The Fed's agenda of hiking interest rates to curb inflation at low levels of unemployment has escaped critique or analysis from President Trump, who has been willing to expound publicly on many other topics that have generally been considered off-limits for presidents.
While staying mum on monetary policy decisions is in keeping with traditions of Federal Reserve independence, it is remarkable considering how frequently Trump trumpets job creation, the low unemployment rate, and growth in the stock market, all of which can be affected by Fed policy.
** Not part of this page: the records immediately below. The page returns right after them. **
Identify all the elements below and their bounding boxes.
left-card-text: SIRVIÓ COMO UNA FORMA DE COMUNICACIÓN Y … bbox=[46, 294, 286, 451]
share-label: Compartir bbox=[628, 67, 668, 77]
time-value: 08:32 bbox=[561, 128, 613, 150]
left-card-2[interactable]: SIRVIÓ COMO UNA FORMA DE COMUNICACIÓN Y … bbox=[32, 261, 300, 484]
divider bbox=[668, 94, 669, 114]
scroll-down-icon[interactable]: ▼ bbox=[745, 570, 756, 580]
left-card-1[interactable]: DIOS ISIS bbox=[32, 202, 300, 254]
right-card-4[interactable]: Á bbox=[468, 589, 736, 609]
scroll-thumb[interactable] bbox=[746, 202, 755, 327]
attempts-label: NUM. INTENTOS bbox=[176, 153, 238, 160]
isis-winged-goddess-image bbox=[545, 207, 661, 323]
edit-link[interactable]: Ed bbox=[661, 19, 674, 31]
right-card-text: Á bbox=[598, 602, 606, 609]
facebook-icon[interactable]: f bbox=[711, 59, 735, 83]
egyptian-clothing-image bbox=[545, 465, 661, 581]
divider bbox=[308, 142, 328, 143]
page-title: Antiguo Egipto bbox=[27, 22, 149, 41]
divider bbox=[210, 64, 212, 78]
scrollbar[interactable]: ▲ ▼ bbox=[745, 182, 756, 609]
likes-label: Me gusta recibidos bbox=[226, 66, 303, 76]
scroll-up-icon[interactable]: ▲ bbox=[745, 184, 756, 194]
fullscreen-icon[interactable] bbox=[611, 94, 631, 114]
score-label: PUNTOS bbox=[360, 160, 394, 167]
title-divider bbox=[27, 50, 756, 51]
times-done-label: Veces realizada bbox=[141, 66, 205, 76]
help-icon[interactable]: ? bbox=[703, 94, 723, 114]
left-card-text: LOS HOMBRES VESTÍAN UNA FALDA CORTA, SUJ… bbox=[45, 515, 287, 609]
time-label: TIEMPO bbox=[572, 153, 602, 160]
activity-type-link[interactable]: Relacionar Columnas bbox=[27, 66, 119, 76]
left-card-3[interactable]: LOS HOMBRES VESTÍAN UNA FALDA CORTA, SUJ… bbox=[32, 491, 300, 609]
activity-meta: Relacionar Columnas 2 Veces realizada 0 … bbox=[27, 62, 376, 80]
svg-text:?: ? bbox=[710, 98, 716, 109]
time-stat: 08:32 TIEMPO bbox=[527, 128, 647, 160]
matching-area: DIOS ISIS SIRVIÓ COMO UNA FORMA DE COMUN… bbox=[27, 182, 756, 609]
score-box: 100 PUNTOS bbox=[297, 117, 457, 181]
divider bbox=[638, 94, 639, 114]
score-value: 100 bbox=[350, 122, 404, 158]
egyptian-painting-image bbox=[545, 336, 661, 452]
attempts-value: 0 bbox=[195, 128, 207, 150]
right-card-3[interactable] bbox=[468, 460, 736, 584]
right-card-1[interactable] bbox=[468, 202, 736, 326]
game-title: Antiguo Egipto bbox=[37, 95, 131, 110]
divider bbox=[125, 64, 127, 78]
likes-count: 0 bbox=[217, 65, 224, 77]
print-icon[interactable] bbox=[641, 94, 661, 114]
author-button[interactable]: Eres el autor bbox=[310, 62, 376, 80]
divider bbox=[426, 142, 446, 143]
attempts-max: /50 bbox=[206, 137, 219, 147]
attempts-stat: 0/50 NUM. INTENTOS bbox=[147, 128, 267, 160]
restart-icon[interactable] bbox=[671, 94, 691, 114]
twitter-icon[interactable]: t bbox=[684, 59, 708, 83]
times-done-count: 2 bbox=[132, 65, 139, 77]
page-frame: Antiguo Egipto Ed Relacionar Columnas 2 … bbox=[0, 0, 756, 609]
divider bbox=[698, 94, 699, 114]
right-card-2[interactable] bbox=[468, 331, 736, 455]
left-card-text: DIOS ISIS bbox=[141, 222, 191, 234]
During his campaign, Trump was all over the place on the Fed, criticizing Chair Janet Yellen for keeping interest rates low to help out Hillary Clinton's campaign, while also calling himself a "low-interest rate person." Gary Cohn, the head of the National Economic Council, "has emphasized to colleagues in the administration the importance to markets of not publicly second-guessing monetary-policy decisions," the Wall Street Journal reported.
"There is no framework, no intellectual infrastructure" in the Trump White House, Peter Morici, a conservative University of Maryland economist, told BuzzFeed News. Its pick for chief economic adviser has yet to be confirmed by the president and its National Economic Council chief is the former president of Goldman Sachs. The president does have an opportunity to put his stamp on the Fed, which has two open spots on its Board of Governors.
"It's going to be telling to see whether or not Trump is committed to jobs," Sebastian said.